🤖 AI Summary
Existing 3D human pose and shape (HPS) estimation methods suffer from poor generalization to real-world outdoor scenes due to the scarcity of in-the-wild motion-capture data and the limited diversity—particularly in identity and background fidelity—of synthetic CG-rendered data. To address this, we propose HumanWild, the first framework enabling joint generation of controllable outdoor human images and corresponding SMPL-X ground-truth 3D annotations, driven by text prompts or normal maps. Leveraging diffusion models augmented with a customized ControlNet and refined via SAM-based segmentation for noise suppression, HumanWild synthesizes WildBody—a high-quality dataset of 790K samples. We rigorously validate the complementary utility of generative data versus traditional CG data. Evaluated on six major benchmarks—including 3DPW, RICH, and EgoBody—our method significantly outperforms purely CG-trained approaches. The resulting HPS regressor achieves state-of-the-art generalization performance, eliminating reliance on real-world in-the-wild 3D annotations.
📝 Abstract
In this work, we show that synthetic data created by generative models is complementary to computer graphics (CG) rendered data for achieving remarkable generalization performance on diverse real-world scenes for 3D human pose and shape estimation (HPS). Specifically, we propose an effective approach based on recent diffusion models, termed HumanWild, which can effortlessly generate human images and corresponding 3D mesh annotations. We first collect a large-scale human-centric dataset with comprehensive annotations, e.g., text captions and surface normal images. Then, we train a customized ControlNet model upon this dataset to generate diverse human images and initial ground-truth labels.

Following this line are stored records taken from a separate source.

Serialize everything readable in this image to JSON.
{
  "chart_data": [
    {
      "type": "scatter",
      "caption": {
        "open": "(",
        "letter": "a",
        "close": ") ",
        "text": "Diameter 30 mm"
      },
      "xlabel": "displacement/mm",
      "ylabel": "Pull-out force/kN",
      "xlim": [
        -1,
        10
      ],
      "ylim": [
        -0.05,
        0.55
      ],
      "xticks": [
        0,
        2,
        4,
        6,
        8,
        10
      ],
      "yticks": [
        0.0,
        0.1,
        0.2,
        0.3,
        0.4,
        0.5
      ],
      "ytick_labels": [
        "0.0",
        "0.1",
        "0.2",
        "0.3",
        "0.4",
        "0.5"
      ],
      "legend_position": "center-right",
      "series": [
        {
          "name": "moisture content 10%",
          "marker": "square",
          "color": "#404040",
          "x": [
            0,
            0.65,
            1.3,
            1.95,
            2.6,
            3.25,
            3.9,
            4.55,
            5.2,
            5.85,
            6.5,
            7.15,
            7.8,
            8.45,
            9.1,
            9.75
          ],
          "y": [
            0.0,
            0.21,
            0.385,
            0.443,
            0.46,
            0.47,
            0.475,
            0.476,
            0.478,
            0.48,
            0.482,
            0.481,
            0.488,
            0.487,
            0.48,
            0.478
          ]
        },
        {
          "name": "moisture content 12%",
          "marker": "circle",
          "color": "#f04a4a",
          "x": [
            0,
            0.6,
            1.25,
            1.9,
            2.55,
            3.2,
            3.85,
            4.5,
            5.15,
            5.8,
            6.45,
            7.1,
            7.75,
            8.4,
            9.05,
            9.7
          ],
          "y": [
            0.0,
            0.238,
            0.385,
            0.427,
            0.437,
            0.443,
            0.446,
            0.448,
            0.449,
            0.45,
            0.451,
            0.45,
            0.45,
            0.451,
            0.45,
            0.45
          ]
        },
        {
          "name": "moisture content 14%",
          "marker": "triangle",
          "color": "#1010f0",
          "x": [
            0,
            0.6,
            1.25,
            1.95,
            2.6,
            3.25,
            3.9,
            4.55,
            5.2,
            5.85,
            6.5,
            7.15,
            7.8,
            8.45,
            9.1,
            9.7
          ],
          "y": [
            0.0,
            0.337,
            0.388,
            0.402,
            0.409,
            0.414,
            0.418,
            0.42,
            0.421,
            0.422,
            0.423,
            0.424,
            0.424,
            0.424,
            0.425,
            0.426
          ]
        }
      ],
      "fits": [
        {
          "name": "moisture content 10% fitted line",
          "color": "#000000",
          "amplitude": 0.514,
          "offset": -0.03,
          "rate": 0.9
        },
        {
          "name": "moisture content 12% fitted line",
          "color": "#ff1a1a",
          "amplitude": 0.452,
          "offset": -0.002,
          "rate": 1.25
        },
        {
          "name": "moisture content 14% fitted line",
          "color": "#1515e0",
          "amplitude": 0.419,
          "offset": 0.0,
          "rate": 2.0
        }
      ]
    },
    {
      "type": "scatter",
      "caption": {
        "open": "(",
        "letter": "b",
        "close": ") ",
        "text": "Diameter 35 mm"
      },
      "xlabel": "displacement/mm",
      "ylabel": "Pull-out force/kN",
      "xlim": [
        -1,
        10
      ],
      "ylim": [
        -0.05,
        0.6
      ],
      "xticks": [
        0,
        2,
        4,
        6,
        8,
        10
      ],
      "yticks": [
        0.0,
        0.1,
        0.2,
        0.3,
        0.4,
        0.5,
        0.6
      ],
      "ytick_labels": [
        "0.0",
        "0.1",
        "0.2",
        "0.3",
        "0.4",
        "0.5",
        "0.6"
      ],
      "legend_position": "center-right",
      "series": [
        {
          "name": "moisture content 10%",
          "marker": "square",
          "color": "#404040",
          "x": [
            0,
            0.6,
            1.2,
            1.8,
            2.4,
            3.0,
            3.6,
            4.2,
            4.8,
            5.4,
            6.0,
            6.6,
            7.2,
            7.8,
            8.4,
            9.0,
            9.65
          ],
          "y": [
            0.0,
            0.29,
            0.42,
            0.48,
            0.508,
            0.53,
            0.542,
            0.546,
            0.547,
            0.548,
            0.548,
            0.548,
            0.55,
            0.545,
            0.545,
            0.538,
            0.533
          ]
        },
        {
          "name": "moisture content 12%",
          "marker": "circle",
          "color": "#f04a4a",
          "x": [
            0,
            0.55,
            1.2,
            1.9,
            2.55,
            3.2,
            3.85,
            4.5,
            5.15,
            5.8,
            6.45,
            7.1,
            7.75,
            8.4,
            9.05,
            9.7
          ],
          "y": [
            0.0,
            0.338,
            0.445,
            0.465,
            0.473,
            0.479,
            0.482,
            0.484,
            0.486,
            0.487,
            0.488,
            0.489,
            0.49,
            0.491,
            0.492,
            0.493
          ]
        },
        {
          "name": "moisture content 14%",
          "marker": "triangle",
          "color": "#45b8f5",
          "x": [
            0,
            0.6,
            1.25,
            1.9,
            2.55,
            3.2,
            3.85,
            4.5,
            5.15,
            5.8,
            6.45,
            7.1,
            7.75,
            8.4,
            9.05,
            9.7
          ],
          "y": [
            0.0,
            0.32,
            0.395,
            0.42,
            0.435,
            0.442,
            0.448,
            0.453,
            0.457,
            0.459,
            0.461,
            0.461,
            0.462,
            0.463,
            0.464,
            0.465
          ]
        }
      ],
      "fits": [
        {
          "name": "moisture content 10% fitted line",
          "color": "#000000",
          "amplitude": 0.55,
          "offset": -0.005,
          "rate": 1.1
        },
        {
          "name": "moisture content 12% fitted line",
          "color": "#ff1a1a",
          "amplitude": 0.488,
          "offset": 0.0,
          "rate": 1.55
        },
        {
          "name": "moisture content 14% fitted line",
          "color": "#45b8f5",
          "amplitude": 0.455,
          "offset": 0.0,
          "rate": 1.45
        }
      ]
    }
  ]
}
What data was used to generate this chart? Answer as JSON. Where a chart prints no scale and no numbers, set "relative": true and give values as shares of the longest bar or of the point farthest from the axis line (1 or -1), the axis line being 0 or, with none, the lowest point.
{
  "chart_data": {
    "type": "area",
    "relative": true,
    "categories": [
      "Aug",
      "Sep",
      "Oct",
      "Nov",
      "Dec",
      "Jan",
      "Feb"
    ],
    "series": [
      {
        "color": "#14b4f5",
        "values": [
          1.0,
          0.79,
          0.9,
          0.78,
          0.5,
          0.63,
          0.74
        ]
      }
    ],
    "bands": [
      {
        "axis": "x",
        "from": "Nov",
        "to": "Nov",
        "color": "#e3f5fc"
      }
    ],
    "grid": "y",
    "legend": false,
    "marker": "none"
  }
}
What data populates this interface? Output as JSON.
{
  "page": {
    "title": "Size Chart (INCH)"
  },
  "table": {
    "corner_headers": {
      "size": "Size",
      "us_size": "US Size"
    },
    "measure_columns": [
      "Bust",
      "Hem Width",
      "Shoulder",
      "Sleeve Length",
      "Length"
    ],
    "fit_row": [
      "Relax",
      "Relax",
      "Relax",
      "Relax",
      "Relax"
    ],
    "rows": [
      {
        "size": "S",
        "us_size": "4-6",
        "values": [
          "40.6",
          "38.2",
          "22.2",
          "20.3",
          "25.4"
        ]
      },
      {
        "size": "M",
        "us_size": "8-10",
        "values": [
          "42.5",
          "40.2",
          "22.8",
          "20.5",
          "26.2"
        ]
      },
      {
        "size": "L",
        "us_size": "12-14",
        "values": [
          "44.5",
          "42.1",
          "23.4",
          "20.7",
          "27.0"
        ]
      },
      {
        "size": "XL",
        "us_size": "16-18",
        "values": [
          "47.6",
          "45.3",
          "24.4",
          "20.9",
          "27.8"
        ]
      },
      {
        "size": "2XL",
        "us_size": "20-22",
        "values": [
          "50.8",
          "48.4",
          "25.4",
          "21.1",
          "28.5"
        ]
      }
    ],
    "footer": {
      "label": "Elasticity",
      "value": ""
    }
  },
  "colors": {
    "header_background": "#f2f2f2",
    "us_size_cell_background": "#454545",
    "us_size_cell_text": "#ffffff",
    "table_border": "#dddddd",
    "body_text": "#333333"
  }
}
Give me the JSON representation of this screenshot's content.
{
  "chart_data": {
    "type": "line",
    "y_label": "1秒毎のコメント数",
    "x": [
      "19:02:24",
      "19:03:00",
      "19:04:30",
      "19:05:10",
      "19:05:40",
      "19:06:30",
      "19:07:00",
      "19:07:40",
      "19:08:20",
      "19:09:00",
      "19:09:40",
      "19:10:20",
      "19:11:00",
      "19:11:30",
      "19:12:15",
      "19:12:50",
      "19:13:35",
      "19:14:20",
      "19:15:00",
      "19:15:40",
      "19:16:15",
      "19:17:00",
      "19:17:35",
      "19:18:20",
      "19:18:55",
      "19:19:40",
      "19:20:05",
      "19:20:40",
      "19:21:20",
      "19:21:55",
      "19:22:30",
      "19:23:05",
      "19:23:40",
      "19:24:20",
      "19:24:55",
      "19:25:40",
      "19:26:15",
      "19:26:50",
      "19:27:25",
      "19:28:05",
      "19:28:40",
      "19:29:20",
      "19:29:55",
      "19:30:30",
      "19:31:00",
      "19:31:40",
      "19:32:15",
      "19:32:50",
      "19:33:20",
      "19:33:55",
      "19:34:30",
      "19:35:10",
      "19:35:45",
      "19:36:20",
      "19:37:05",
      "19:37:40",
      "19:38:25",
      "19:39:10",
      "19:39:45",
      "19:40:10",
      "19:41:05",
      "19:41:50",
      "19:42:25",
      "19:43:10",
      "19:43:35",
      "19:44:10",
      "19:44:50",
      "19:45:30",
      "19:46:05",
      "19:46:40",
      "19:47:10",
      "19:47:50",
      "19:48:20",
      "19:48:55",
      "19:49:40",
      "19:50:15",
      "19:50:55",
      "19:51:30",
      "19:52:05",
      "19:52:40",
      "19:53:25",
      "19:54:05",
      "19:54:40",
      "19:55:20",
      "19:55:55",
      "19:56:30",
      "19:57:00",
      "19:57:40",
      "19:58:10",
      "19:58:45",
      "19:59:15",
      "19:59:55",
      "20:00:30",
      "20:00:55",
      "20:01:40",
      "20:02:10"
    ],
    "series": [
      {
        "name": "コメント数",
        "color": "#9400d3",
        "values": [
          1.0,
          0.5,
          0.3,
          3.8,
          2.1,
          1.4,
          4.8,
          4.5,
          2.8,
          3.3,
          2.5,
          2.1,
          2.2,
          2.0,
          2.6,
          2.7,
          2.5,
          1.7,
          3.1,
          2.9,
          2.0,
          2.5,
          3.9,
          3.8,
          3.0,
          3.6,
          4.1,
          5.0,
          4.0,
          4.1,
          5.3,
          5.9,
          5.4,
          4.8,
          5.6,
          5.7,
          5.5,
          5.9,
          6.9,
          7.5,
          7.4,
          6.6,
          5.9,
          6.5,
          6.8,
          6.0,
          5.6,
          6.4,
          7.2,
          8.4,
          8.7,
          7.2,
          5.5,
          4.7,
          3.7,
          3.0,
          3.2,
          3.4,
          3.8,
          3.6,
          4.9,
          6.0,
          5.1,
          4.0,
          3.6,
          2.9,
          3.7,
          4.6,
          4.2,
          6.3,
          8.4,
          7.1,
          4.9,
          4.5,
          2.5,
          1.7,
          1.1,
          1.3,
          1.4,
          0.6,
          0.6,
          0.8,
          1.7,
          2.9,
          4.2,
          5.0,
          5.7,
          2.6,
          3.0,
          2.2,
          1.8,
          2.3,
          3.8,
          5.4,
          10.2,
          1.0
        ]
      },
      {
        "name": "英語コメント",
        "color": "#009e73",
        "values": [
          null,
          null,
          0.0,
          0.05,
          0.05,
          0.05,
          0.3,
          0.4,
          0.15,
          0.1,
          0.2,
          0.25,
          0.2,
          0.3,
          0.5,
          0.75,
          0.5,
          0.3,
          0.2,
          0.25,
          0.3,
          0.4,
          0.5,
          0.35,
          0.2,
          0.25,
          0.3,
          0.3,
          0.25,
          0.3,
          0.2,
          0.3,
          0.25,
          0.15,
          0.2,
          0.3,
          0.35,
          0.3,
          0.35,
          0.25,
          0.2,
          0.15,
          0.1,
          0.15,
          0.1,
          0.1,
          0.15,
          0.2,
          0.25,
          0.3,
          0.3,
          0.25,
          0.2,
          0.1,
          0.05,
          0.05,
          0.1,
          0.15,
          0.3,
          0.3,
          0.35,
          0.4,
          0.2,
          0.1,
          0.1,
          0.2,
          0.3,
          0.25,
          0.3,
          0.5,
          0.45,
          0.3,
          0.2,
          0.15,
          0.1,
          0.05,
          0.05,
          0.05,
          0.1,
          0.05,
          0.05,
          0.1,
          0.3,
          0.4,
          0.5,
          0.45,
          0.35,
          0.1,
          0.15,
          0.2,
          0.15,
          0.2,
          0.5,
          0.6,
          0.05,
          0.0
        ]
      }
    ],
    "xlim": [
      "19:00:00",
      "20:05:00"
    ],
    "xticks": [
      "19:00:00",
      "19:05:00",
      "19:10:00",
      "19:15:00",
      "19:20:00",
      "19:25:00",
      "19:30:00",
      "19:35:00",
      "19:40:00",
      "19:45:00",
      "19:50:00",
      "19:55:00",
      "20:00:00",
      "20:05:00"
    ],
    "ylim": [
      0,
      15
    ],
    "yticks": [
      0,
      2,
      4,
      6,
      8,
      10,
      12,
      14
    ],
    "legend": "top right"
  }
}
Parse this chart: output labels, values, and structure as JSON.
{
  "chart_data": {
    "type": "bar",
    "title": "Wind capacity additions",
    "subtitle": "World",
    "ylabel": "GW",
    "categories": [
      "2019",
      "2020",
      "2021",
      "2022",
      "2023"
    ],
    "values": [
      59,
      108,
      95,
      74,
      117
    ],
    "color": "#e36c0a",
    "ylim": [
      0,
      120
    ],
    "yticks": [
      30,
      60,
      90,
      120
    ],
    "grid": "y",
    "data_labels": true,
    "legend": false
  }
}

At the core of this step is that we can easily obtain numerous surface normal images from a 3D human parametric model, e.g., SMPL-X, by rendering the 3D mesh onto the image plane. As there exists inevitable noise in the initial labels, we then apply an off-the-shelf foundation segmentation model, i.e., SAM, to filter negative data samples. Our data generation pipeline is flexible and customizable to facilitate different real-world tasks, e.g., ego-centric scenes and perspective-distortion scenes. The generated dataset comprises 0.79M images with corresponding 3D annotations, covering versatile viewpoints, scenes, and human identities. We train various HPS regressors on top of the generated data and evaluate them on a wide range of benchmarks (3DPW, RICH, EgoBody, AGORA, SSP-3D) to verify the effectiveness of the generated data. By exclusively employing generative models, we generate large-scale in-the-wild human images and high-quality annotations, eliminating the need for real-world data collection.